Stuff will also include some of the Snaps it receives on the website, she says. “We are already getting snaps of people saying ‘Look what’s going on in my neighborhood’. I can definitely see it having a use for vox pops and things. Or, for example, if there was a weather event we would put up [a snap]saying ‘Is it snowing where you are, send us a snap’ and we could potentially put up a compilation of that on the site.”

Social media is increasingly being used in this way, with the Herald posting the public’s photos and videos they had uploaded during the rough weather over the past weekend, including the video below.

Think a mini tornado just hit! Glad I got it on video ? #windy #auckland

A video posted by @samnewman_94 on

Being able to use the platform in this way ties in with our community engagement work we do with Stuff Nation, she says. “With our comment section we are always encouraging our readers to share their views and photos which we integrate through to our site. This is just another way to interact with readers and a way that they can feel part of how we tell stories.”

ASB ran a campaign earlier in the year to target university students. Users needed to add ASBBank on Snapchat and it released two challenges each week on the ‘My Story’ section. Each challenge was open for 24 hours and those who completed it entered their details to go into the draw to win anything from McDonald’s vouchers to concert tickets.
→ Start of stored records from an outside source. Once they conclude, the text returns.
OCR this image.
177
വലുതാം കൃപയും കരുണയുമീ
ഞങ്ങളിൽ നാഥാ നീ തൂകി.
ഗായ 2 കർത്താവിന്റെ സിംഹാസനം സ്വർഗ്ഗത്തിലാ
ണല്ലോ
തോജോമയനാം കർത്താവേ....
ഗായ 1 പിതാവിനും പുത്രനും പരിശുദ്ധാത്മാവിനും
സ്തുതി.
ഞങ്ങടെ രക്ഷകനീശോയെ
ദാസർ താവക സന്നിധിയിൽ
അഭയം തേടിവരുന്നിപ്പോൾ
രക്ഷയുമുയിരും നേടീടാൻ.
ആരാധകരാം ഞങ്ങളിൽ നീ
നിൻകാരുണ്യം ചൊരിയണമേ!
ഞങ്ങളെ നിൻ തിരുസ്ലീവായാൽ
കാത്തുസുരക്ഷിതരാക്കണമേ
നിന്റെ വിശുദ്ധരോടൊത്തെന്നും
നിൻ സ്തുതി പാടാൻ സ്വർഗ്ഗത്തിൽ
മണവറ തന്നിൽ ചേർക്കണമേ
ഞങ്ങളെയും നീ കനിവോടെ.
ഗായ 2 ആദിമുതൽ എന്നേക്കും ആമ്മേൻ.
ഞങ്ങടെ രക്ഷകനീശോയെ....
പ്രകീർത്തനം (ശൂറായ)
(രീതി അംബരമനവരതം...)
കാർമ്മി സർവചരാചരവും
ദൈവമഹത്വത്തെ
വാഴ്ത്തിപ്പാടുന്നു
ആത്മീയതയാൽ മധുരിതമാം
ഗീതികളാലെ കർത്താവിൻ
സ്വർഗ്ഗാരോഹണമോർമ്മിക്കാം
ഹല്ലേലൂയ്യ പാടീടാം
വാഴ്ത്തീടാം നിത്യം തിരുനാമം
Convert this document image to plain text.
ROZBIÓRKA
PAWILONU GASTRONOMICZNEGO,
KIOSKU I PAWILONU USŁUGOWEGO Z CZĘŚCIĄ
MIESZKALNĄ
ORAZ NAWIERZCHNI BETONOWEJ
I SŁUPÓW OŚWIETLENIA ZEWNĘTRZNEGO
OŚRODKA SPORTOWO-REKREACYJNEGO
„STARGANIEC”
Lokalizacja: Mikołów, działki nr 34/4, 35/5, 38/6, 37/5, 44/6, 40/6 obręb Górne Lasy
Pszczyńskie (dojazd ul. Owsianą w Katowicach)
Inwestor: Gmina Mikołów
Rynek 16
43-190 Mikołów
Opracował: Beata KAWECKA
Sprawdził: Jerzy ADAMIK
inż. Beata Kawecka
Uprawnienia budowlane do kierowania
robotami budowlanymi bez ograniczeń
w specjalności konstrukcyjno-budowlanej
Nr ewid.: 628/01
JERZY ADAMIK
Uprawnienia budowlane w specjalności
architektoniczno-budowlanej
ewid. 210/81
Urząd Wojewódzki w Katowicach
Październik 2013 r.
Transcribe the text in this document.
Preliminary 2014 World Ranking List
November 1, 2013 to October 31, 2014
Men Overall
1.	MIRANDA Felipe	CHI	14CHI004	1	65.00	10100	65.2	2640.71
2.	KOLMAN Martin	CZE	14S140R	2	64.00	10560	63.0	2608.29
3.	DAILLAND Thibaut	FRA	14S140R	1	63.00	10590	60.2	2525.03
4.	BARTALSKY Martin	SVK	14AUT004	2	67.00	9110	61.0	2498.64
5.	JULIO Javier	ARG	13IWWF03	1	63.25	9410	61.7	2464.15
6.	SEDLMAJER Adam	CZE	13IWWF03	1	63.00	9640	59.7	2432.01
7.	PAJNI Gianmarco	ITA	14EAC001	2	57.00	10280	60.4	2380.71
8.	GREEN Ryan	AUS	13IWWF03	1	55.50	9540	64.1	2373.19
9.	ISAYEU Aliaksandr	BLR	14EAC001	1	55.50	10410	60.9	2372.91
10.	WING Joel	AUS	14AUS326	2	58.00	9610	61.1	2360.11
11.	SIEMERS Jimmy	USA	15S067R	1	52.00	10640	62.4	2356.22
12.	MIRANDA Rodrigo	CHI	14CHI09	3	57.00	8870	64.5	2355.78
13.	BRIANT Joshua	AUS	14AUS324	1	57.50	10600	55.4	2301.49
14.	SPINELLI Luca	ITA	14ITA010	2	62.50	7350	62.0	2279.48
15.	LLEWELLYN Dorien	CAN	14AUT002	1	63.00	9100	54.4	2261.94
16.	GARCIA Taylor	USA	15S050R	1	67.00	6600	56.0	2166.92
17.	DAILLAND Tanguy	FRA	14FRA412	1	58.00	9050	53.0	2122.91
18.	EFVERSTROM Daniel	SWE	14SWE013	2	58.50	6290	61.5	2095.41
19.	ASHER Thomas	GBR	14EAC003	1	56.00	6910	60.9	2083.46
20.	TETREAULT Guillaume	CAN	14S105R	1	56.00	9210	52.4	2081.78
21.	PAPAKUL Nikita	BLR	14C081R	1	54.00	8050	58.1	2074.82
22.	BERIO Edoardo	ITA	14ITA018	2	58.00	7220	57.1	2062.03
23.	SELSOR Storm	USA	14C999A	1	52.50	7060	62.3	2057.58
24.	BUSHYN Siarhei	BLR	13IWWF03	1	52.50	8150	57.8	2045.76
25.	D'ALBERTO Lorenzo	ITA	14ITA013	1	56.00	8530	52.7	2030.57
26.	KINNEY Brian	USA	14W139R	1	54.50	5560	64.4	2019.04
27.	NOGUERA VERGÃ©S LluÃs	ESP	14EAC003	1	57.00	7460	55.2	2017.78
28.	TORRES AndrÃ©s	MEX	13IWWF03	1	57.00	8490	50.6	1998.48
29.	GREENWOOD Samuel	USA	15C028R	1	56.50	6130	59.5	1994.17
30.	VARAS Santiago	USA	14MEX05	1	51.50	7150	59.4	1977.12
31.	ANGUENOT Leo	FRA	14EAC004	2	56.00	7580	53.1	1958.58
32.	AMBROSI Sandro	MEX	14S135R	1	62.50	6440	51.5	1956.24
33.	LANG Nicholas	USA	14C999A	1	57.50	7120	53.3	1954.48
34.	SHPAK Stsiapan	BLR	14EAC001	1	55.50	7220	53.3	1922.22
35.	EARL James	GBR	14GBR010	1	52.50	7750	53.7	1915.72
There was also a total of 22 scholarships to be won between January 5 2015 and March 20 2015, with every challenge entered correctly also being added to a draw to win $10,000, which was be deposited into an ASB Tertiary accounts.

And the campaign was successful, with Evans saying ASB has around 20,000 friends on Snapchat and achieved 160 percent of its target for sign up accounts.

Evans says the bank also used Snapchat to drive customers into the branch. “We had activations at our branches whereby we said that we had a prize locked inside a safe and whoever cracked the code won the prize. We had up to 500 people queuing at our Auckland University branch.”

There were even some unexpected pleasant surprises which came from the campaign, he says, with the bank receiving about 800 ‘snaps’ from its users, completely unprompted.

In February last year, Vodafone took to its social channels to ask fans from Canterbury and Otago Universities to add the company on Snapchat. It built its following from 48 to 400 users in a week.

The telco used the application to send snaps to those who added the company, assigning them a task and revealing the location of a lycra-suited ‘morph man’ carrying helium balloons with prizes in them.

Rival telco Spark has also used Snapchat, asking Rhythm and Vines New Year’s partiers to add it for the chance to win prizes. This campaign led to 183,000 Snapchat views of Spark’s Rhythm and Vines stories over the three-day period of the festival.

Radio stations too are seeing the benefits of using Snapchat. The Edge Brand Manager Rachel Langford confirmed to StopPress that Snapchat was a natural evolution of its social space, calling it a platform that allows the station to be “immediate, honest and real” – the station targets 18-39 year-old Kiwi women.

The New Zealand Transport Agency (NZTA) and Clemenger BBDO also saw the value in using the app, and created a campaign last year to warn against drug-driving, where users added ‘Tinnyvision’ as a friend, after which they were sent a series of (mostly) funny stoner snaps directed by Taika Waititi.

Skinny mobile also used it last year to give away mobile credit in a campaign with Auckland-based digital agency Young and Shand.